2 April 2010 1 By Viv McWaters

I think it’s time to bring disruptive facilitation out into the open. And I’m going to try and collect my own thoughts around this with a series of short posts.

Facilitation has often been described as ‘making it easy’ – for groups to do whatever work they need to do. The problem with this is that some facilitators take it literally and the group participants sit back and watch the facilitator do all the work. They leave the workshop singing the praises of the facilitator, who did such a great job of pulling all of their ideas together and coming up with a plan of action (or some other ‘output’). The facilitator worked hard, has great insight as to how the group works and takes away armloads of paper to type up into a report.

And nothing much changes. It’s business as usual back at the office.

A day out from day-to-day work is a disruption, so why not make it a useful one?

Let’s look at facilitation this way – it’s an opportunity to provide a circuit breaker to existing patterns and habits, and to look at the world and the work we do in it from different perspectives.

Now you might be thinking, why does the group need a circuit breaker?
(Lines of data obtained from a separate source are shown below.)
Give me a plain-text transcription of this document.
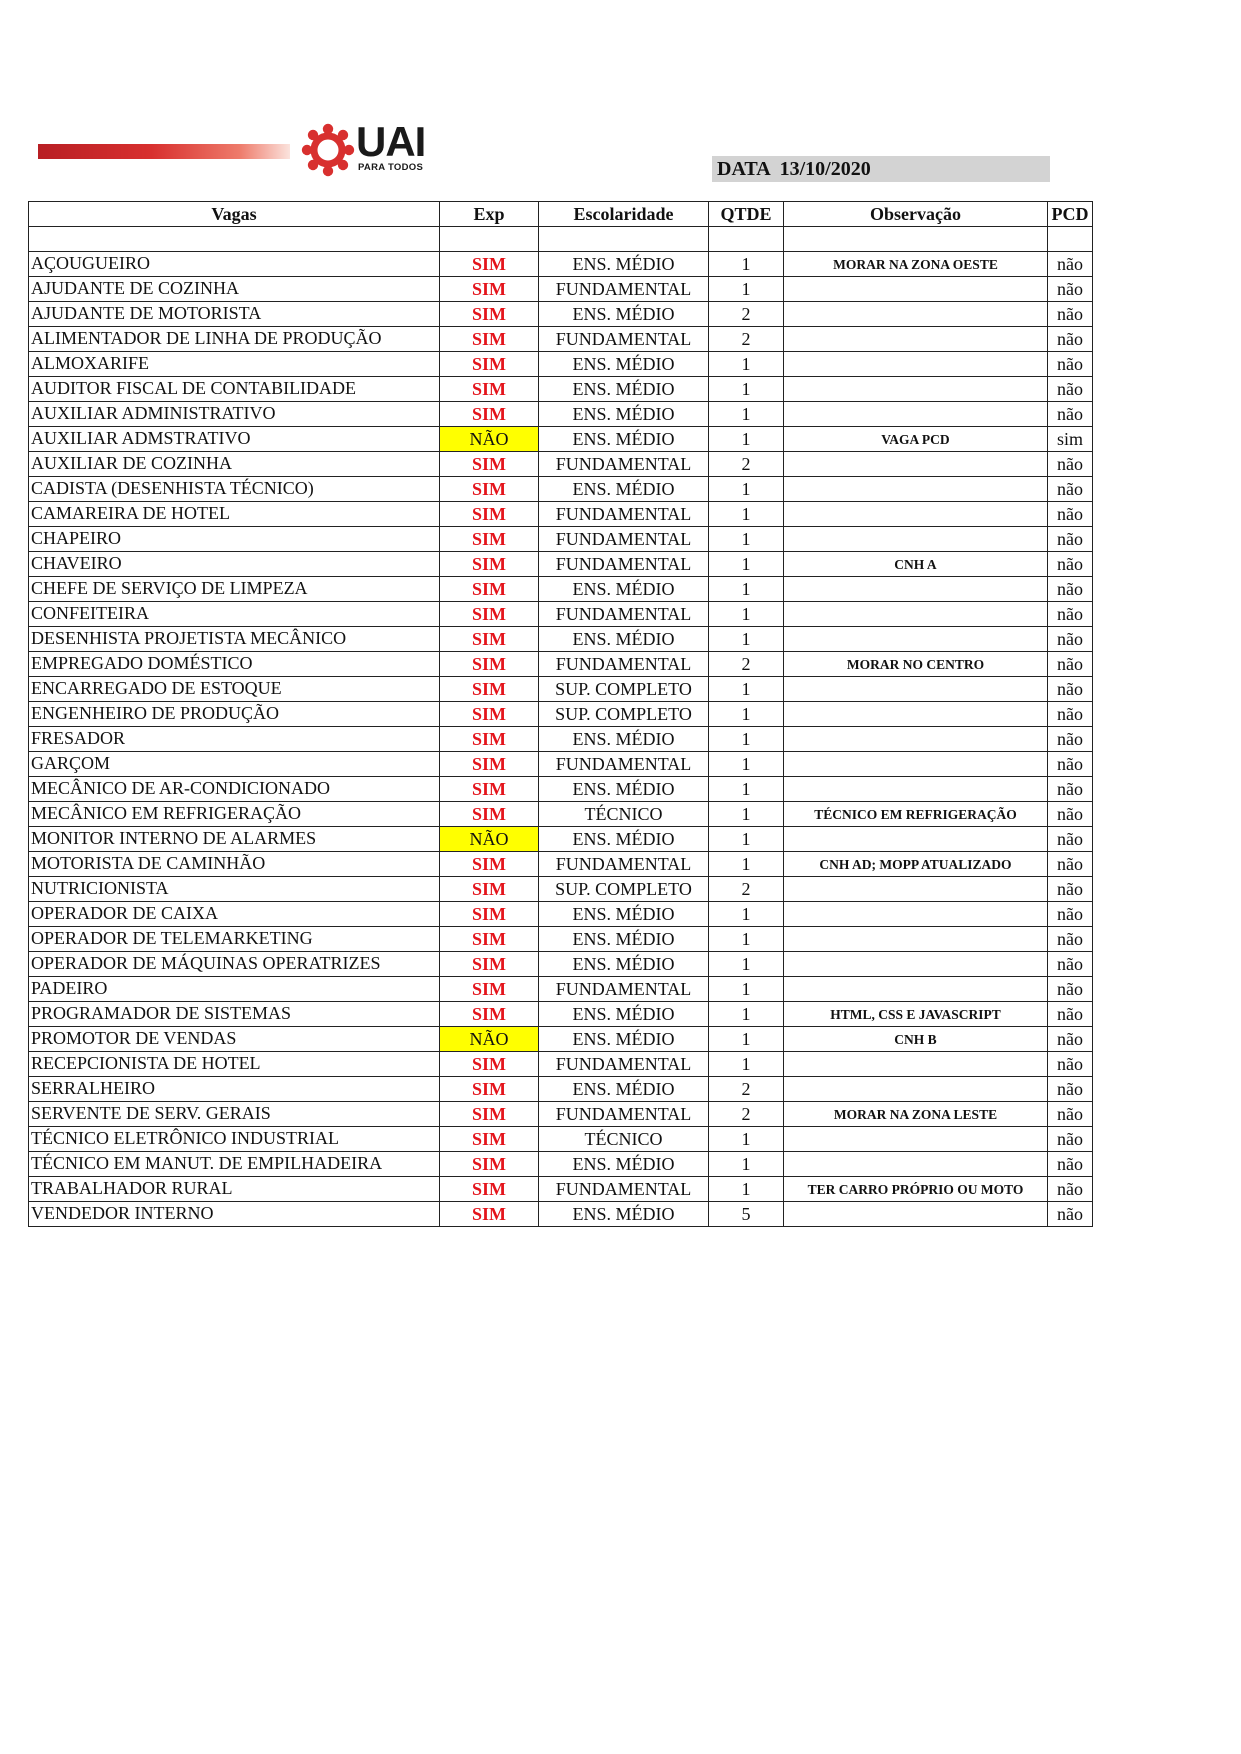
UAI
PARA TODOS	DATA 13/10/2020
Vagas	Exp	Escolaridade	QTDE	Observação	PCD

AÇOUGUEIRO	SIM	ENS. MÉDIO	1	MORAR NA ZONA OESTE	não
AJUDANTE DE COZINHA	SIM	FUNDAMENTAL	1		não
AJUDANTE DE MOTORISTA	SIM	ENS. MÉDIO	2		não
ALIMENTADOR DE LINHA DE PRODUÇÃO	SIM	FUNDAMENTAL	2		não
ALMOXARIFE	SIM	ENS. MÉDIO	1		não
AUDITOR FISCAL DE CONTABILIDADE	SIM	ENS. MÉDIO	1		não
AUXILIAR ADMINISTRATIVO	SIM	ENS. MÉDIO	1		não
AUXILIAR ADMSTRATIVO	NÃO	ENS. MÉDIO	1	VAGA PCD	sim
AUXILIAR DE COZINHA	SIM	FUNDAMENTAL	2		não
CADISTA (DESENHISTA TÉCNICO)	SIM	ENS. MÉDIO	1		não
CAMAREIRA DE HOTEL	SIM	FUNDAMENTAL	1		não
CHAPEIRO	SIM	FUNDAMENTAL	1		não
CHAVEIRO	SIM	FUNDAMENTAL	1	CNH A	não
CHEFE DE SERVIÇO DE LIMPEZA	SIM	ENS. MÉDIO	1		não
CONFEITEIRA	SIM	FUNDAMENTAL	1		não
DESENHISTA PROJETISTA MECÂNICO	SIM	ENS. MÉDIO	1		não
EMPREGADO DOMÉSTICO	SIM	FUNDAMENTAL	2	MORAR NO CENTRO	não
ENCARREGADO DE ESTOQUE	SIM	SUP. COMPLETO	1		não
ENGENHEIRO DE PRODUÇÃO	SIM	SUP. COMPLETO	1		não
FRESADOR	SIM	ENS. MÉDIO	1		não
GARÇOM	SIM	FUNDAMENTAL	1		não
MECÂNICO DE AR-CONDICIONADO	SIM	ENS. MÉDIO	1		não
MECÂNICO EM REFRIGERAÇÃO	SIM	TÉCNICO	1	TÉCNICO EM REFRIGERAÇÃO	não
MONITOR INTERNO DE ALARMES	NÃO	ENS. MÉDIO	1		não
MOTORISTA DE CAMINHÃO	SIM	FUNDAMENTAL	1	CNH AD; MOPP ATUALIZADO	não
NUTRICIONISTA	SIM	SUP. COMPLETO	2		não
OPERADOR DE CAIXA	SIM	ENS. MÉDIO	1		não
OPERADOR DE TELEMARKETING	SIM	ENS. MÉDIO	1		não
OPERADOR DE MÁQUINAS OPERATRIZES	SIM	ENS. MÉDIO	1		não
PADEIRO	SIM	FUNDAMENTAL	1		não
PROGRAMADOR DE SISTEMAS	SIM	ENS. MÉDIO	1	HTML, CSS E JAVASCRIPT	não
PROMOTOR DE VENDAS	NÃO	ENS. MÉDIO	1	CNH B	não
RECEPCIONISTA DE HOTEL	SIM	FUNDAMENTAL	1		não
SERRALHEIRO	SIM	ENS. MÉDIO	2		não
SERVENTE DE SERV. GERAIS	SIM	FUNDAMENTAL	2	MORAR NA ZONA LESTE	não
TÉCNICO ELETRÔNICO INDUSTRIAL	SIM	TÉCNICO	1		não
TÉCNICO EM MANUT. DE EMPILHADEIRA	SIM	ENS. MÉDIO	1		não
TRABALHADOR RURAL	SIM	FUNDAMENTAL	1	TER CARRO PRÓPRIO OU MOTO	não
VENDEDOR INTERNO	SIM	ENS. MÉDIO	5		não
Indeed. Why does the group need a workshop, or a facilitator? As an outsider looking in to organisations, there seem to be a lot of meetings. And every now and again these meetings evolve into a workshop, and a facilitator is engaged. This means it’s not business as usual. Something more is needed, hence the facilitator. And someone has seen a need for something to change, or shift, or be revealed – even if they’re not sure what that something is. That’s the role of disruptive facilitation.